Ancak Garlasco İsraillilerin "böylesine yoğun nüfuslu bir bölgede mümkün olan en hassas silahı kullanmak istemeleri gerektiğini" söyledi. Garlasco, güdümsüz bir mühimmatta "hesaba katılması gereken o kadar çok değişken var ki, bu da bir andan diğerine inanılmaz derecede farklı bir isabet oranına yol açabilir" diye ekledi. ABD'nin son on yılda güdümsüz mühimmat kullanımını kasıtlı olarak aşamalı olarak azalttığını belirtti.

İsraillilerin ne tür güdümsüz mühimmat kullandığı net değil, ancak uzmanlar İsrail ordusunun güdümsüz gibi görünen M117 bombaları kullandığını belirtti. Castner, İsrail Hava Kuvvetleri'nin Ekim ayında X'te M117 bombalarına benzeyen bombalarla donanmış savaş uçaklarının fotoğraflarını yayınladığını belirtti.

Son silah transferleri konusunda bilgi sahibi bir kaynak CNN'e yaptığı açıklamada Wall Street Journal'ın haberini doğrulayarak ABD'nin İsrail'e 5,000 adet Mk82 bombası da dahil olmak üzere güdümsüz mühimmat sağladığını söyledi. Ancak ABD aynı zamanda İsrail'e bu güdümsüz bombaları "akıllı" bombalara dönüştürebilecek sistemler de sağlıyor: Müşterek Doğrudan Saldırı Mühimmatları güdüm sistemi ve Spice Ailesi Kayar Bomba Tertibatları. CNN'in daha önce bildirdiğine göre ABD, 7 Ekim'den bu yana İsrail'e yaklaşık 3.000 JDAM sağladı ve geçen ay Kongre'ye 320 milyon dolar değerinde Spice Ailesi kiti transfer etmeyi planladığını söyledi.

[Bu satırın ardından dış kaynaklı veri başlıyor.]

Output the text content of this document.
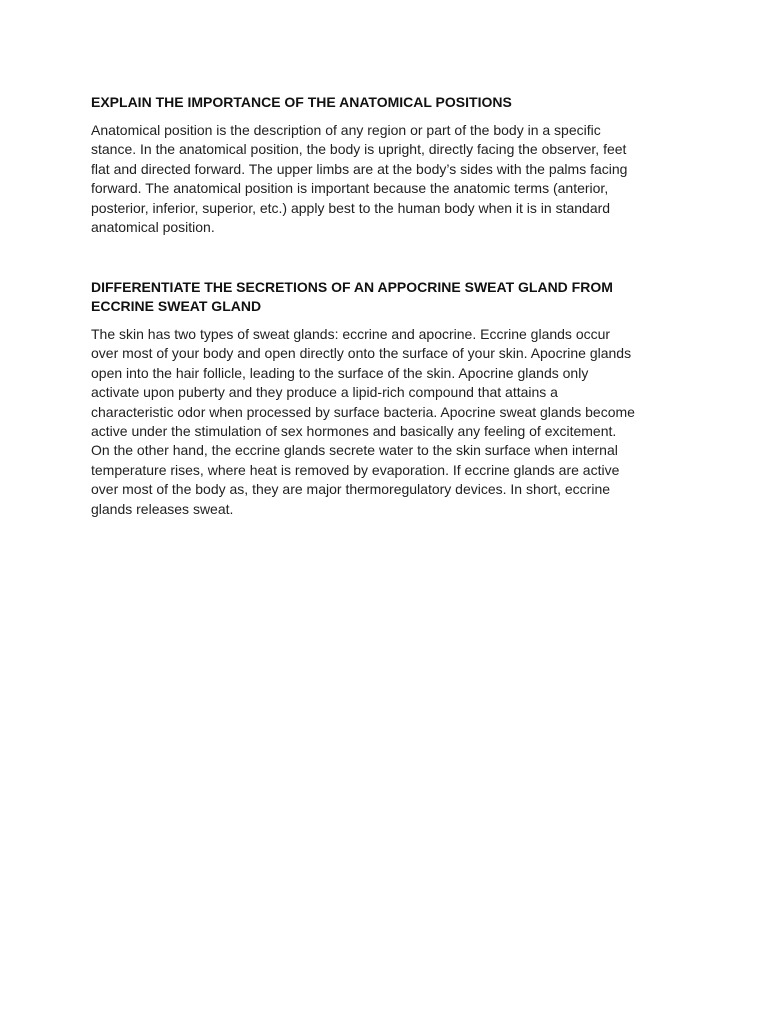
EXPLAIN THE IMPORTANCE OF THE ANATOMICAL POSITIONS

Anatomical position is the description of any region or part of the body in a specific
stance. In the anatomical position, the body is upright, directly facing the observer, feet
flat and directed forward. The upper limbs are at the body’s sides with the palms facing
forward. The anatomical position is important because the anatomic terms (anterior,
posterior, inferior, superior, etc.) apply best to the human body when it is in standard
anatomical position.

DIFFERENTIATE THE SECRETIONS OF AN APPOCRINE SWEAT GLAND FROM
ECCRINE SWEAT GLAND

The skin has two types of sweat glands: eccrine and apocrine. Eccrine glands occur
over most of your body and open directly onto the surface of your skin. Apocrine glands
open into the hair follicle, leading to the surface of the skin. Apocrine glands only
activate upon puberty and they produce a lipid-rich compound that attains a
characteristic odor when processed by surface bacteria. Apocrine sweat glands become
active under the stimulation of sex hormones and basically any feeling of excitement.
On the other hand, the eccrine glands secrete water to the skin surface when internal
temperature rises, where heat is removed by evaporation. If eccrine glands are active
over most of the body as, they are major thermoregulatory devices. In short, eccrine
glands releases sweat.
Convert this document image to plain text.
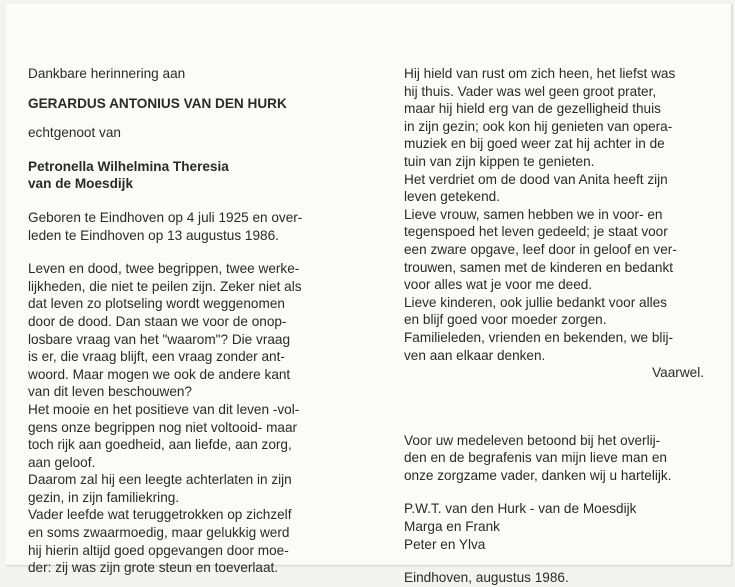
Dankbare herinnering aan

GERARDUS ANTONIUS VAN DEN HURK

echtgenoot van

Petronella Wilhelmina Theresia

van de Moesdijk

Geboren te Eindhoven op 4 juli 1925 en over-

leden te Eindhoven op 13 augustus 1986.

Leven en dood, twee begrippen, twee werke-

lijkheden, die niet te peilen zijn. Zeker niet als

dat leven zo plotseling wordt weggenomen

door de dood. Dan staan we voor de onop-

losbare vraag van het "waarom"? Die vraag

is er, die vraag blijft, een vraag zonder ant-

woord. Maar mogen we ook de andere kant

van dit leven beschouwen?

Het mooie en het positieve van dit leven -vol-

gens onze begrippen nog niet voltooid- maar

toch rijk aan goedheid, aan liefde, aan zorg,

aan geloof.

Daarom zal hij een leegte achterlaten in zijn

gezin, in zijn familiekring.

Vader leefde wat teruggetrokken op zichzelf

en soms zwaarmoedig, maar gelukkig werd

hij hierin altijd goed opgevangen door moe-

der: zij was zijn grote steun en toeverlaat.

Hij hield van rust om zich heen, het liefst was

hij thuis. Vader was wel geen groot prater,

maar hij hield erg van de gezelligheid thuis

in zijn gezin; ook kon hij genieten van opera-

muziek en bij goed weer zat hij achter in de

tuin van zijn kippen te genieten.

Het verdriet om de dood van Anita heeft zijn

leven getekend.

Lieve vrouw, samen hebben we in voor- en

tegenspoed het leven gedeeld; je staat voor

een zware opgave, leef door in geloof en ver-

trouwen, samen met de kinderen en bedankt

voor alles wat je voor me deed.

Lieve kinderen, ook jullie bedankt voor alles

en blijf goed voor moeder zorgen.

Familieleden, vrienden en bekenden, we blij-

ven aan elkaar denken.

Vaarwel.

Voor uw medeleven betoond bij het overlij-

den en de begrafenis van mijn lieve man en

onze zorgzame vader, danken wij u hartelijk.

P.W.T. van den Hurk - van de Moesdijk

Marga en Frank

Peter en Ylva

Eindhoven, augustus 1986.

Kirby Çarşamba günü yaptığı açıklamada İsrail'in "sivil kayıpları azaltmak için elinden gelen her şeyi yaptığını" söyledi. Ancak CNN'in haberine göre ABD, İsrail'i Gazze'deki Hamas savaşçılarını hedef alırken daha hassas ve kasıtlı olmaya defalarca çağırdı.

Yine de CNN'in Çarşamba günü bildirdiğine göre, Biden yönetiminin şu anda İsrail'e sağladığı askeri yardıma koşul koyma planı yok. Demokrat milletvekilleri ve insan hakları örgütlerinin, İsrail'in sivilleri korumak için daha fazlasını yapmaması halinde ABD'nin silah yardımını durdurması yönündeki artan çağrılarına rağmen.

ABD'li bir yetkili, Biden'ın nihayetinde İsrail'e taktiklerini değiştirmesi için sessiz bir baskı stratejisinin silahları geri çekme tehdidinden daha etkili olduğuna inandığını söyledi.